Gee. That’s Interesting. Watch Out.

Spring                                                      Hare Moon

Denver.  Realized I never got back here on the big dream I had.  After working with it in a couple of different ways, here’s the nub of what I got:  In retreating, I advance.  The dream called me to consider the time just before my decision to re-enter the ministry with the UU’s.

It was, in many ways, a poor decision and, as I considered it over the retreat, probably caused me to lose almost a decade by turning my focus away from my real work:  writing, gardening, politics, home life.

It shared a characteristic with my original decision to go into the ministry, also a poor one.  My fascination with the sophisticated and intricate intellectual disciplines of first the Christian church (especially biblical study) and then the emerging movement of liberal religion in the United States entranced me.  I confused my very real intellectual excitement with vocation.  The ministry was not the vocation; the intellectual engagement was.

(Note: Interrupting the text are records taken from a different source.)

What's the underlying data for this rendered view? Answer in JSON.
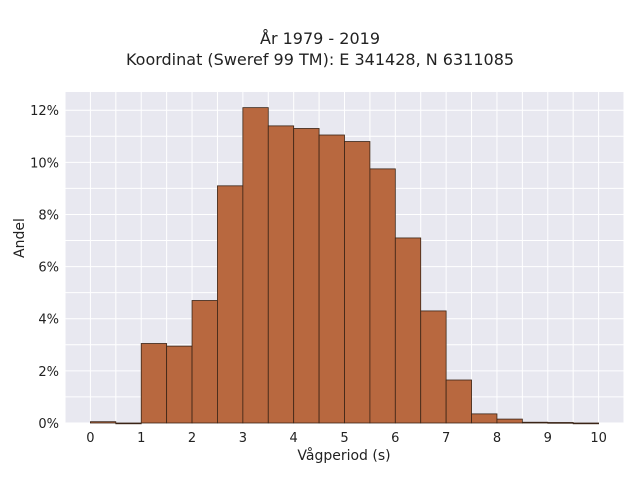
{
  "chart_data": {
    "type": "bar",
    "title": "År 1979 - 2019",
    "subtitle": "Koordinat (Sweref 99 TM): E 341428, N 6311085",
    "xlabel": "Vågperiod (s)",
    "ylabel": "Andel",
    "bin_width": 0.5,
    "bins_start": [
      0,
      0.5,
      1,
      1.5,
      2,
      2.5,
      3,
      3.5,
      4,
      4.5,
      5,
      5.5,
      6,
      6.5,
      7,
      7.5,
      8,
      8.5,
      9,
      9.5
    ],
    "values": [
      0.05,
      0,
      3.05,
      2.95,
      4.7,
      9.1,
      12.1,
      11.4,
      11.3,
      11.05,
      10.8,
      9.75,
      7.1,
      4.3,
      1.65,
      0.35,
      0.15,
      0.03,
      0.02,
      0
    ],
    "x_ticks": [
      "0",
      "1",
      "2",
      "3",
      "4",
      "5",
      "6",
      "7",
      "8",
      "9",
      "10"
    ],
    "y_ticks": [
      "0%",
      "2%",
      "4%",
      "6%",
      "8%",
      "10%",
      "12%"
    ],
    "xlim": [
      -0.5,
      10.5
    ],
    "ylim": [
      0,
      12.7
    ],
    "grid": true,
    "colors": {
      "bar_fill": "#b8683f",
      "bar_edge": "#3a2416",
      "plot_bg": "#e8e8f0",
      "grid": "#ffffff"
    }
  }
}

What this means is that I have to guard myself well when I get intellectually stimulated.  A tendency, no, my pattern, is to seek out institutions that utilize that discipline and try to join them.

Instead, when I retreat from institutional involvement, I advance because I do my own work, on my own time and in my own way. Thus, leaving the ministry let me begin this focus on writing.  Then, leaving Unity and giving up the UU ministry except for the occasional preaching assignment let me get started again on the writing.

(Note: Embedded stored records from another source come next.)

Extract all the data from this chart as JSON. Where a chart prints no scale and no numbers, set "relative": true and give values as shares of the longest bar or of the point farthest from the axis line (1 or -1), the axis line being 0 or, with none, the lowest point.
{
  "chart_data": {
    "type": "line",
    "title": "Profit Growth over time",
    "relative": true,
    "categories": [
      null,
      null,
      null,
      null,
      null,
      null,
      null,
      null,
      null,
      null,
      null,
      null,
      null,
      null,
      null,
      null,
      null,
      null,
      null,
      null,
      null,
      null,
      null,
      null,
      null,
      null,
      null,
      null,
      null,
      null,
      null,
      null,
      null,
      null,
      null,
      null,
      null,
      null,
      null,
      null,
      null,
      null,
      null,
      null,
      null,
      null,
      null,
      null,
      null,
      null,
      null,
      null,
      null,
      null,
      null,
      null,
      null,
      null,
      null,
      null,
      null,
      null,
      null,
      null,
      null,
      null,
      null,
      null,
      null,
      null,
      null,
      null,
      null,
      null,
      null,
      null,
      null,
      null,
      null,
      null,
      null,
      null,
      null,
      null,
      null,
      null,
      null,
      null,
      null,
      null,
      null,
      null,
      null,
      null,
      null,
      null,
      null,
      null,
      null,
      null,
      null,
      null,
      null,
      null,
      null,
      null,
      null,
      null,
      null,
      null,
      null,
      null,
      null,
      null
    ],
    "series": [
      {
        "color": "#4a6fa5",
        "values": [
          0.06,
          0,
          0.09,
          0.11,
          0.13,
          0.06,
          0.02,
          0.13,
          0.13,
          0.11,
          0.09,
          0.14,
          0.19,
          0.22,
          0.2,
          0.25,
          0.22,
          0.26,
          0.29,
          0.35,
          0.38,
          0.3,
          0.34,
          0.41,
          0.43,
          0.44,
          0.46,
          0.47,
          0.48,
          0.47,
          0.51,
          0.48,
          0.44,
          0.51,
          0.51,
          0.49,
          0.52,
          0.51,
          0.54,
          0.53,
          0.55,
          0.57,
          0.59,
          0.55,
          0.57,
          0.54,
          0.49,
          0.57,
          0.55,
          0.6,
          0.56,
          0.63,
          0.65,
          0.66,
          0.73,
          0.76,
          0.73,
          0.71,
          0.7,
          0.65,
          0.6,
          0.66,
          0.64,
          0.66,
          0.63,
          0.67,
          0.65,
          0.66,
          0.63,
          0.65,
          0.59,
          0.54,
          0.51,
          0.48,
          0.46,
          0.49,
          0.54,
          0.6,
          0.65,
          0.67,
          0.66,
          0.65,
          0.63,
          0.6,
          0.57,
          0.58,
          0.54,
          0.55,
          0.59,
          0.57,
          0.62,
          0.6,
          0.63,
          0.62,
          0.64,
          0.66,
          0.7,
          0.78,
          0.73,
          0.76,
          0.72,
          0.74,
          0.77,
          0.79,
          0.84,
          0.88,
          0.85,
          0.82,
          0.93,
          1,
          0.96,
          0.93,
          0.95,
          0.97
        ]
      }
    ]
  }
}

But, I picked up the Sierra Club and the MIA. Why?  Because both areas fully engage my intellectual interest.  My passion for the Great Work on the one hand and beauty on the other pushed me into the institutional involvement.

Of course, I’m not saying these were wasted years.  Any of them.  I did real work, engaged difficult political, religious, organizational and educational challenges.  However, what I am saying is that following my intellect toward institutional engagement has been a mistake.  One I no longer have to continue.

Now, in the third phase, I have fully retreated to home and study, to self-directed work.  So, I have advanced at last.

This is why, in part at least, this retreat basically affirmed what I’m already doing.  It has taken me 40 plus years to learn this lesson.  About time, I’d say.

The third phase, then, will be the first period of my life when I will engage life fully as I am.  This retreat marked the end of a transition period that began roughly when Kate retired and which is now over.

Now we can live this new life, Kate as earth mother and quilter, me as, well, I don’t have the image yet, but I’m searching for it.